Sarah Castle

Personal information
- Nationality: United States
- Born: 1984 (age 41–42) Denver, Colorado
- Height: 5 ft 2 in (157 cm)

Medal record
Representing United States
Swimming
Paralympic Games
| Silver medal – second place | 2000 Sydney | 100m breaststroke SB6 |
World Championships
| Silver medal – second place | 2002 Mar del Plata | 100m breaststroke SB6 |
Wheelchair basketball
Paralympic Games
| Gold medal – first place | 2008 Beijing | Women's wheelchair basketball |
World Championships
| Gold medal – first place | 2010 Birmingham | Women's wheelchair basketball |
| Silver medal – second place | 2006 Amsterdam | Women's wheelchair basketball |
Parapan American Games
| Gold medal – first place | 2007 Rio de Janeiro | Women's wheelchair basketball |
| Gold medal – first place | 2011 Guadalajara | Women's wheelchair basketball |
Various
| Gold medal – first place | 2005 Americas Cup | Women's wheelchair basketball |
| Gold medal – first place | 2008 Osaka Cup | Women's wheelchair basketball |

= Sarah Castle =

American Paralympic athlete and Judge (born 1984)
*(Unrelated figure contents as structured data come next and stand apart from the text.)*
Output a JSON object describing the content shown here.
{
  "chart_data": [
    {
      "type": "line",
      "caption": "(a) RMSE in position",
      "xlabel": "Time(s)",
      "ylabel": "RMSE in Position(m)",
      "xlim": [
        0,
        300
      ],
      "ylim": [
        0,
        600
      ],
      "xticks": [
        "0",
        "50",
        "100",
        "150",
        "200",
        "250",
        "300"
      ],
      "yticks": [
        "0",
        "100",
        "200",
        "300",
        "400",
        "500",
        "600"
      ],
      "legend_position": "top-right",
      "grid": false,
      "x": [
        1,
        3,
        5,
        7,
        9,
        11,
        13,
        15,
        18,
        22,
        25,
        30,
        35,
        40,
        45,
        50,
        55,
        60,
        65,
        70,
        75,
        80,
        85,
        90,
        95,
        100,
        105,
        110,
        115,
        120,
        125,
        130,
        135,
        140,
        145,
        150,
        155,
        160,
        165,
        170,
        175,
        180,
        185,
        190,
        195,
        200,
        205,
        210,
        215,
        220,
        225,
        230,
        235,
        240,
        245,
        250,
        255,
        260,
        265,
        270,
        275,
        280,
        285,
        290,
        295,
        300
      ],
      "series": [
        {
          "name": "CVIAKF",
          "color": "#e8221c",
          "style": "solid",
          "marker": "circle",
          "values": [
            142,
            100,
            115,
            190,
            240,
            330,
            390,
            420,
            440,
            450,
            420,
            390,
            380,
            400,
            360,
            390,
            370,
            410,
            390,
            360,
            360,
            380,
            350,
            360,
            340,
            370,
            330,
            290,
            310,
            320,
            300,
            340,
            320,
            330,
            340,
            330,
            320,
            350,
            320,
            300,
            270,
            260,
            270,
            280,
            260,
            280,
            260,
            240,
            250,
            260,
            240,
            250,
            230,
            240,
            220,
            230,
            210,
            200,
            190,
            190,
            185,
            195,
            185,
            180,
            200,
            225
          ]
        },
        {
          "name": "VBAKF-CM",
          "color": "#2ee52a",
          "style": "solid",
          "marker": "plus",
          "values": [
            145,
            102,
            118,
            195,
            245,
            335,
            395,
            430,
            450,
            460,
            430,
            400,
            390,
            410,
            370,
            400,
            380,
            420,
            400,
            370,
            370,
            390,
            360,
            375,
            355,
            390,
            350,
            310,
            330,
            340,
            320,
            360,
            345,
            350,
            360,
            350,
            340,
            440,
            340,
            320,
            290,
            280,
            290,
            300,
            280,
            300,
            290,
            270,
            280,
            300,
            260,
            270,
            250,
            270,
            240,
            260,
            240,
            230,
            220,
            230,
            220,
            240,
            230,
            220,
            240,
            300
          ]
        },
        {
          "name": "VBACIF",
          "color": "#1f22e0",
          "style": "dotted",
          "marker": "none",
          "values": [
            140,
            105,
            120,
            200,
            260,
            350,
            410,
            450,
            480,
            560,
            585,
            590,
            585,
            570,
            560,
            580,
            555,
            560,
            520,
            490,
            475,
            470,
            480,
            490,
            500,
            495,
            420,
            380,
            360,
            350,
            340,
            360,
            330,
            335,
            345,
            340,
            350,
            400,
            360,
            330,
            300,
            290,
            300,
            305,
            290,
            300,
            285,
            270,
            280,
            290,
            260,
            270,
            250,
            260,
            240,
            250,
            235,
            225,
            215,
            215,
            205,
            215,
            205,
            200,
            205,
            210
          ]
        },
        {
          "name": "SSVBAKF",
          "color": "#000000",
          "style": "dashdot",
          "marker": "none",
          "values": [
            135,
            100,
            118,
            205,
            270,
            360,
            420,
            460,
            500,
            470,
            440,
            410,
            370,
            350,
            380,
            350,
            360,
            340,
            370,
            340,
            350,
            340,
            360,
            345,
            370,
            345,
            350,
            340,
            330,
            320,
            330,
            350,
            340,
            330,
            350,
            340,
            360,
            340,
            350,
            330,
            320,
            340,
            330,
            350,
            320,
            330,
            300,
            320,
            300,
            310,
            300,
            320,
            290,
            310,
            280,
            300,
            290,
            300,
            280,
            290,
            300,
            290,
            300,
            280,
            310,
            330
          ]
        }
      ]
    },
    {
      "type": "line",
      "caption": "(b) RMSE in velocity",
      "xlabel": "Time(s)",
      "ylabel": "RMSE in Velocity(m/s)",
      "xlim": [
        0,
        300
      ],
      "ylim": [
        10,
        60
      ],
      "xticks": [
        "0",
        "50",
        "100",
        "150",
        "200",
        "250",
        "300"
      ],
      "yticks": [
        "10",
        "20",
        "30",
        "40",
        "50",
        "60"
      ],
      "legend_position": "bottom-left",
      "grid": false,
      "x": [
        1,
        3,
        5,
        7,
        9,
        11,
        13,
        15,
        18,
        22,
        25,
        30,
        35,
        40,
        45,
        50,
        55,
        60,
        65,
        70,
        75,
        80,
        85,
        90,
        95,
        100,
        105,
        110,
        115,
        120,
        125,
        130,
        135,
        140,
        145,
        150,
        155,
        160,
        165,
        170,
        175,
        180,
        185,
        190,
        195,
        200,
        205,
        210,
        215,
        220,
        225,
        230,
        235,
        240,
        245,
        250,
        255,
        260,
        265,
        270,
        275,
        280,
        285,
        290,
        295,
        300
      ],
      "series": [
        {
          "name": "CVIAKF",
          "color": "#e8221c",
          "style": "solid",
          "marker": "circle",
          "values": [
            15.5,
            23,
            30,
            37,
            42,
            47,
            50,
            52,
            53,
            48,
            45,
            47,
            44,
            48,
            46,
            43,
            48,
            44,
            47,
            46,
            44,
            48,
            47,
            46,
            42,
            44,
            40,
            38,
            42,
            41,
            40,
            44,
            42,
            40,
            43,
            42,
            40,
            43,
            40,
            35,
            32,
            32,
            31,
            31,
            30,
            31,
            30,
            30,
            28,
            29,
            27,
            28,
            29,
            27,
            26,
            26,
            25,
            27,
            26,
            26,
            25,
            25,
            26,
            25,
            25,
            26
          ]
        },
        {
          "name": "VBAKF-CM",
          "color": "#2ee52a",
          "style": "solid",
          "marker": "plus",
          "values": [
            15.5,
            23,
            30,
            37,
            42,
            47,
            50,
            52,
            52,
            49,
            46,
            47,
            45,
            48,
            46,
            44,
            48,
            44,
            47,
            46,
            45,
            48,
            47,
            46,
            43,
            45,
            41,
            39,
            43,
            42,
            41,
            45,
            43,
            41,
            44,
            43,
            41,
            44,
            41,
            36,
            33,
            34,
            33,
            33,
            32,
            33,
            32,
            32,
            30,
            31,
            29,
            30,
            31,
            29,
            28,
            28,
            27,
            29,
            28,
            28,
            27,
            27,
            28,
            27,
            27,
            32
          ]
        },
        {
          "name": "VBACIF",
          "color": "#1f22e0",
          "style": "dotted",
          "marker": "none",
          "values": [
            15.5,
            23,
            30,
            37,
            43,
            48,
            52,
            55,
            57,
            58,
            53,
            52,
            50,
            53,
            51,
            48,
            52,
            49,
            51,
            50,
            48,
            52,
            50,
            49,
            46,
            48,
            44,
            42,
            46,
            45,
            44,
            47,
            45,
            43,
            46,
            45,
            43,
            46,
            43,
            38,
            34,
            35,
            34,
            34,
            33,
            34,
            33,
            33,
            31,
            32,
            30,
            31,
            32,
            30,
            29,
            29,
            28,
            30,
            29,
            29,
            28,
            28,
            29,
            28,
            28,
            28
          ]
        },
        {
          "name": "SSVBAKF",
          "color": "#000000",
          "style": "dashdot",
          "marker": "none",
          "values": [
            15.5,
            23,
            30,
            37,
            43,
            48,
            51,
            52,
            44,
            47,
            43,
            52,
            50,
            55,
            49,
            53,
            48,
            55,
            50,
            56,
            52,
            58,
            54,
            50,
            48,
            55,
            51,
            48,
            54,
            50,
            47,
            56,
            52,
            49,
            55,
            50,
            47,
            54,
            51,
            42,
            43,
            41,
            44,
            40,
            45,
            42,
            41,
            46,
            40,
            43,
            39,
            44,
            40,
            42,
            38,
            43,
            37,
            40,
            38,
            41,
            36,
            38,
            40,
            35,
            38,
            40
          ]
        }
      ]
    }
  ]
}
Judge Sarah Castle is an American Paralympic wheelchair basketball player and swimmer. She was on the board of the National Wheelchair Basketball Association from 2008-2020 and was its President from 2015-2019. She has been a judge since being appointed by Governor Mike Parson in 2020 after being a prosecutor since 2013.

==Biography==
Castle was born in 1984 in Denver, Colorado. In 2002, she won a silver medal at Swimming World championships while in 2005 she won a gold one at the Americas Cup. She also got a gold medal at the Osaka Cup which was hosted at Osaka, Japan and was a two-time gold medalist at Parapan American Games in 2007 and 2011 respectively. Besides being a gold medalist in those events, she also won gold at IWBF World Championships in 2010 and was awarded another one at 2008 Summer Paralympics. Besides winning golds she also won another silver medal at IWBF World Championships in 2006 and got another silver at the 2000 Summer Paralympics for 100 m breaststroke. Castle was also a four-time NCAA National Champion from 2002 to 2008 (except for 2005 and 2007 where she wasn't awarded that honour).
After her involvement in the NWBA, Castle was inducted into its Hall of Fame in 2022.